La convocatoria, impulsada desde el Frente Renovador de la Concordia, buscó abrir un espacio de diálogo institucional frente a una situación que ya muestra consecuencias concretas en toda la provincia: caída de precios, pérdida de rentabilidad, incertidumbre en la cadena productiva y un creciente malestar entre pequeños productores y cooperativas. Todos los sectores presentes coincidieron en señalar a la desregulación dispuesta por el Gobierno nacional como el principal factor del conflicto.
Del encuentro participaron representantes del PAyS, la UCR, el PRO, Por la Vida y los Valores y otros espacios con representación parlamentaria. Sin embargo, ningún legislador de La Libertad Avanza asistió a la reunión ni envió representantes, una ausencia que generó críticas y lecturas políticas en medio de un escenario cada vez más tenso.
Desde los bloques presentes se avanzó en un diagnóstico común sobre la gravedad del momento que atraviesa la yerba mate, uno de los pilares de la economía misionera.
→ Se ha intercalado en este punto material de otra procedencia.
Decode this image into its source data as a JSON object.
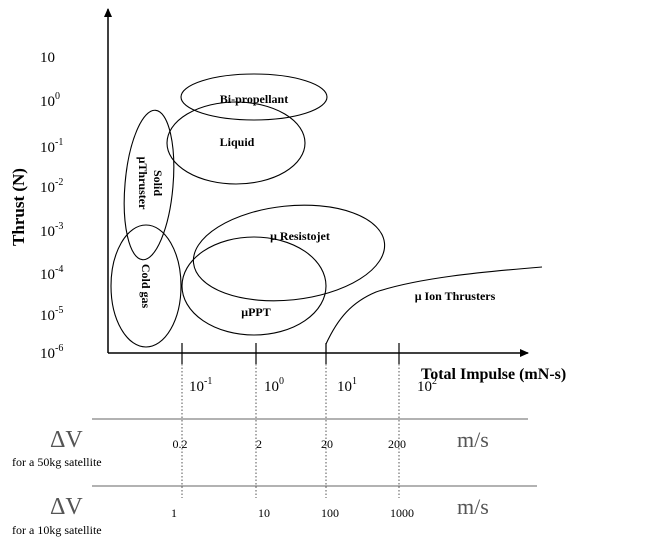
{
  "chart_data": {
    "type": "diagram",
    "y_axis": {
      "label": "Thrust (N)",
      "ticks": [
        {
          "base": "10",
          "exp": ""
        },
        {
          "base": "10",
          "exp": "0"
        },
        {
          "base": "10",
          "exp": "-1"
        },
        {
          "base": "10",
          "exp": "-2"
        },
        {
          "base": "10",
          "exp": "-3"
        },
        {
          "base": "10",
          "exp": "-4"
        },
        {
          "base": "10",
          "exp": "-5"
        },
        {
          "base": "10",
          "exp": "-6"
        }
      ]
    },
    "x_axis": {
      "label": "Total Impulse (mN-s)",
      "ticks": [
        {
          "base": "10",
          "exp": "-1"
        },
        {
          "base": "10",
          "exp": "0"
        },
        {
          "base": "10",
          "exp": "1"
        },
        {
          "base": "10",
          "exp": "2"
        }
      ]
    },
    "regions": [
      {
        "label": "Bi-propellant"
      },
      {
        "label": "Liquid"
      },
      {
        "label_lines": [
          "Solid",
          "μThruster"
        ]
      },
      {
        "label": "Cold gas"
      },
      {
        "label": "μ Resistojet"
      },
      {
        "label": "μPPT"
      },
      {
        "label": "μ Ion Thrusters"
      }
    ],
    "delta_v_rows": [
      {
        "symbol": "ΔV",
        "caption": "for a 50kg satellite",
        "values": [
          "0.2",
          "2",
          "20",
          "200"
        ],
        "unit": "m/s"
      },
      {
        "symbol": "ΔV",
        "caption": "for a 10kg satellite",
        "values": [
          "1",
          "10",
          "100",
          "1000"
        ],
        "unit": "m/s"
      }
    ]
  }
}
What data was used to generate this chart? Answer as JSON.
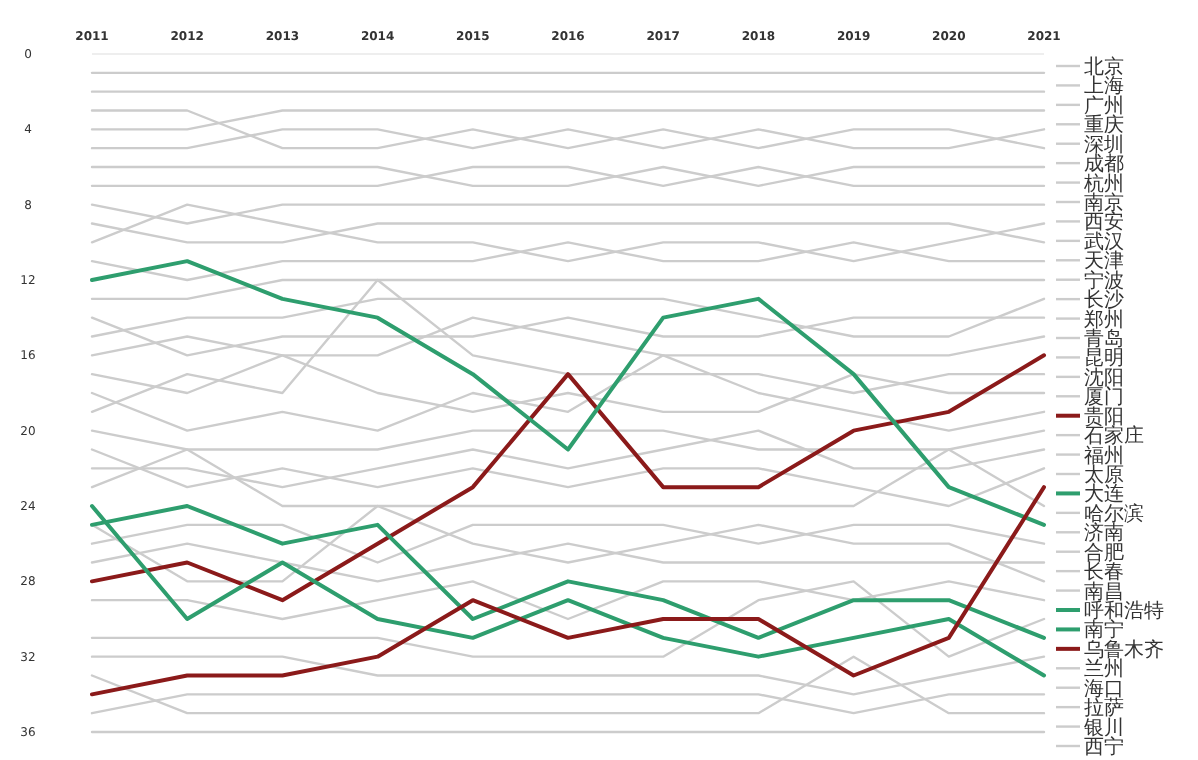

La preocupación no solo apunta al presente, sino también a las consecuencias a mediano plazo de un mercado sin regulación, que deja a los productores más chicos en una posición de extrema vulnerabilidad.
Desde la Renovación remarcaron la necesidad de defender la producción local y sostener canales de diálogo frente a medidas nacionales que, según expresaron, profundizan la crisis en las economías regionales. En ese marco, la ausencia del espacio libertario fue leída como un gesto político en un debate que ya divide aguas.
Con protestas, asambleas y reclamos en distintos puntos de la provincia, la crisis yerbatera se consolida como uno de los conflictos más sensibles del momento en Misiones. Mientras el malestar crece en el territorio, la política también empieza a mostrar sus propias fracturas frente a un modelo de desregulación que todos los sectores presentes señalaron como el origen del problema.